Dann geht’s aber endlich los. Die oberste Karte vom Nachziehstapel wird aufgedeckt, wodurch die Trumpffarbe der aktuellen Runde festgelegt wird. Wizard funktioniert wie ein ziemlich klassisches Stichspiel. Jeder spielt reihum eine Karte in die Tischmitte. Liegen alle Karten aus, dann gewinnt die Karte mit dem höchsten Zahlenwert der zuerst gespielten Farbe. Prinzipiell besteht dabei ein Bedienzwang. Lediglich die Wizards und Narren können jederzeit eingesetzt werden, selbst wenn ihr die geforderte Farbe bedienen könntet. Der zuerst gespielte Wizard im Stich gewinnt, während eine Narrenkarte niemals einen Stich kassiert.
Wer nicht bedienen kann, darf eine Karte in einer beliebigen Farbe spielen.
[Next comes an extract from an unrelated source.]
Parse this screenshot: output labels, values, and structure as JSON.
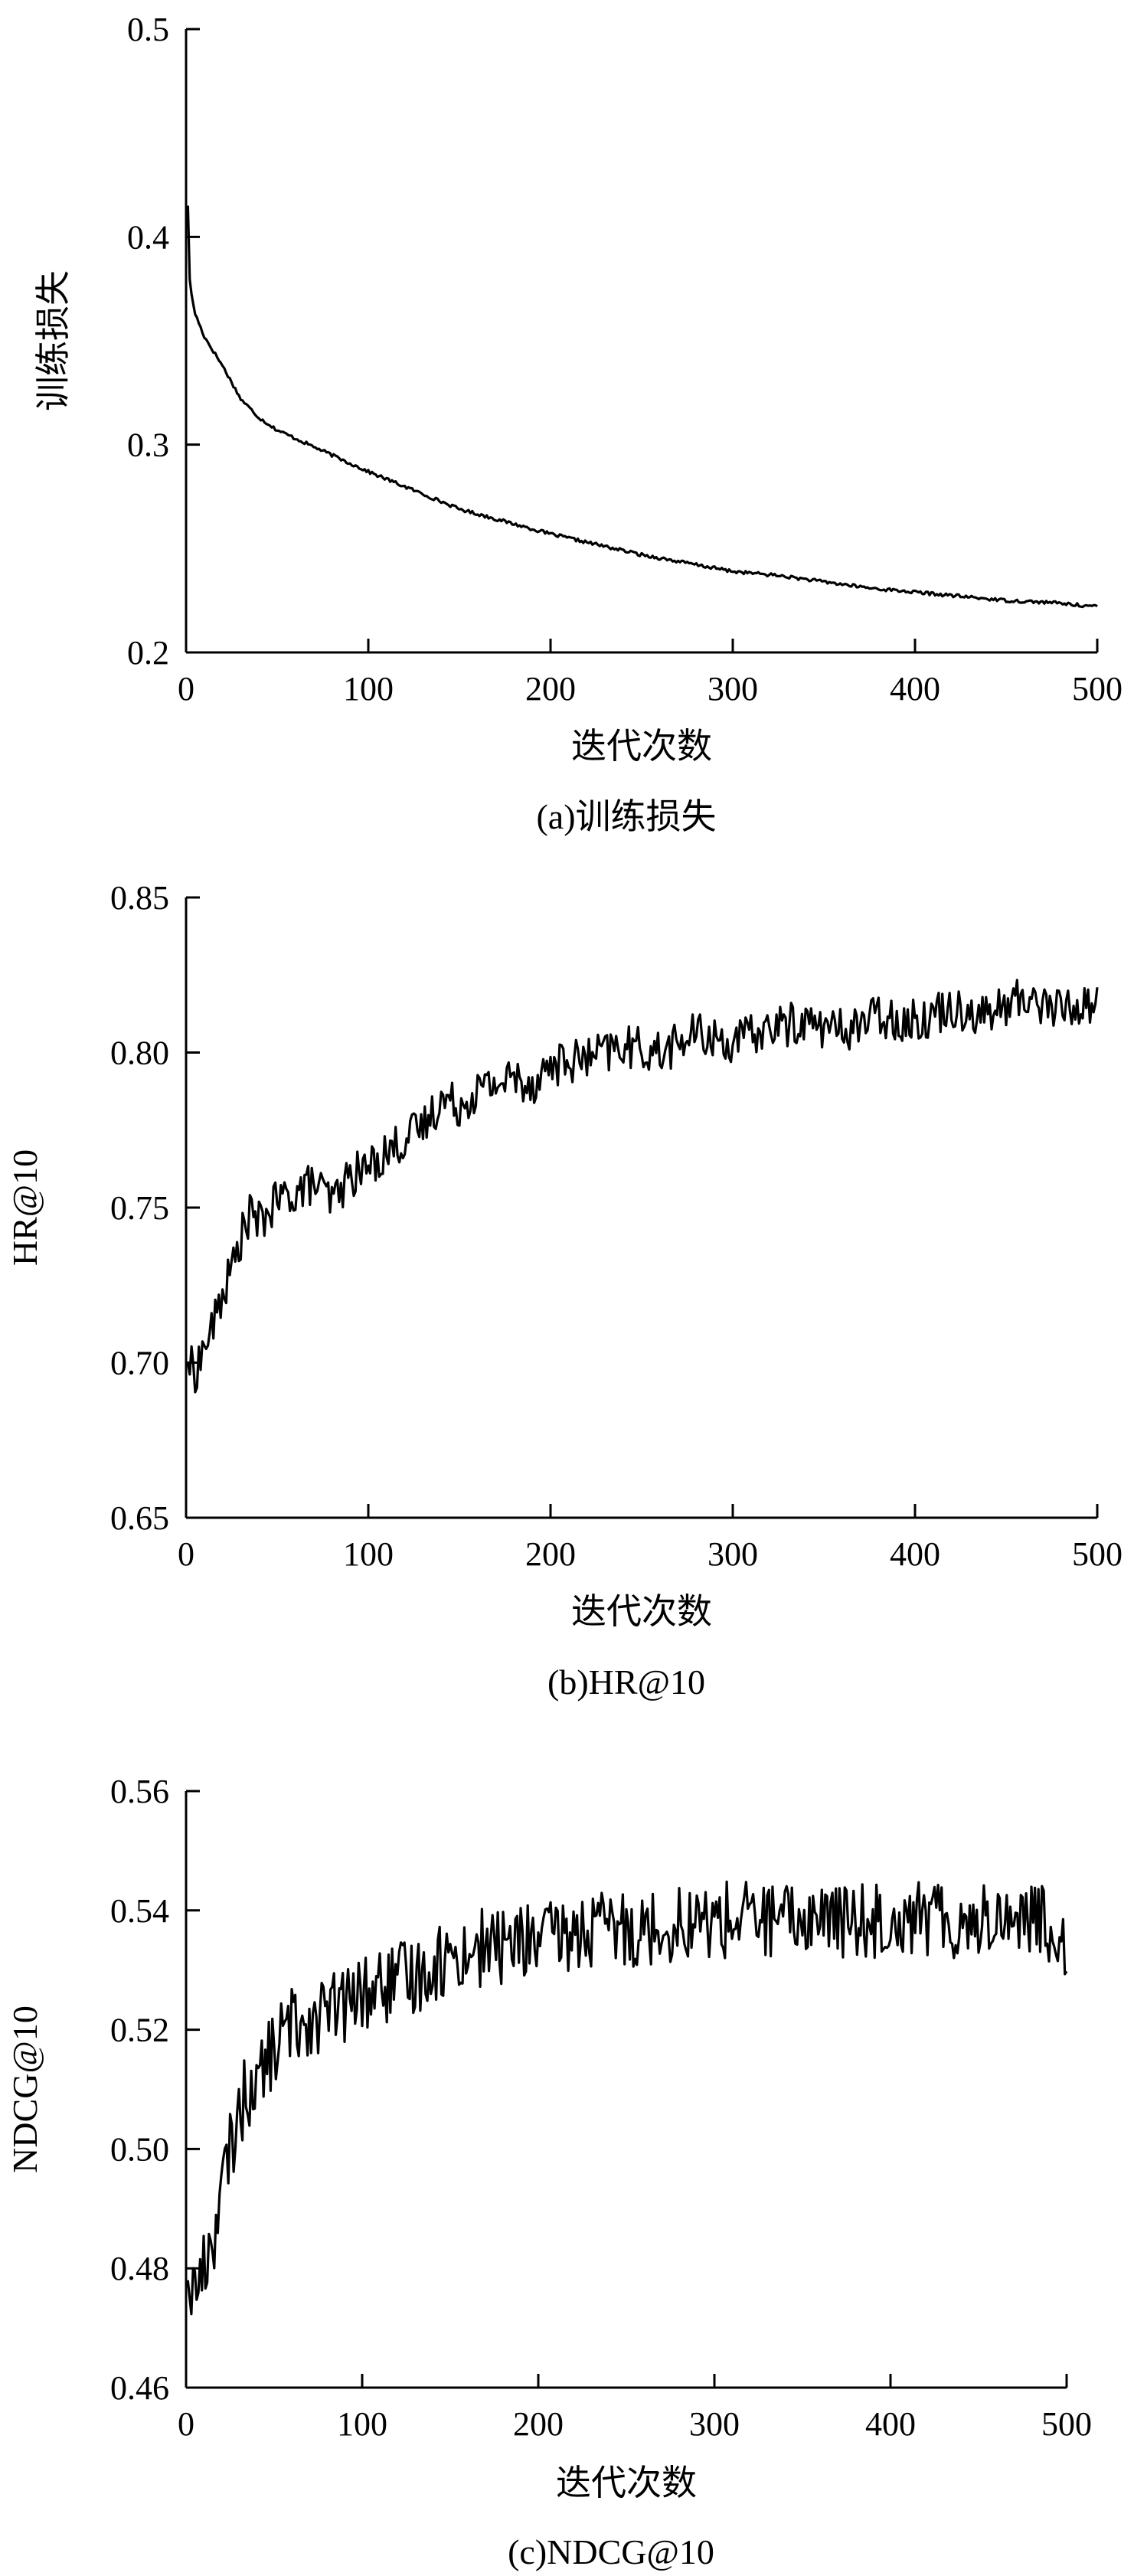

Jetzt habt ihr die Chance, die Karten der anderen mit der Trumpffarbe zu überbieten und den Stich nach Hause zu holen. Und das war’s im Wesentlichen auch schon. Punkte gibt es am Ende nur, wenn die Vorhersage richtig war. Für jeden Stich gibt es zehn Punkte, zusätzlich 20 Punkte für die korrekte Voraussage der Stiche. Habt ihr mit eurem Tipp versemmelt, hagelt es hingegen zehn Minuspunkte für jeden Stich, den ihr danebengelegen habt. Die nervige Zettelwirtschaft entfällt. Ihr nehmt euch einfach nur die passenden Punktemarker. So habt ihr auch immer einen guten Überblick über den aktuellen Stand.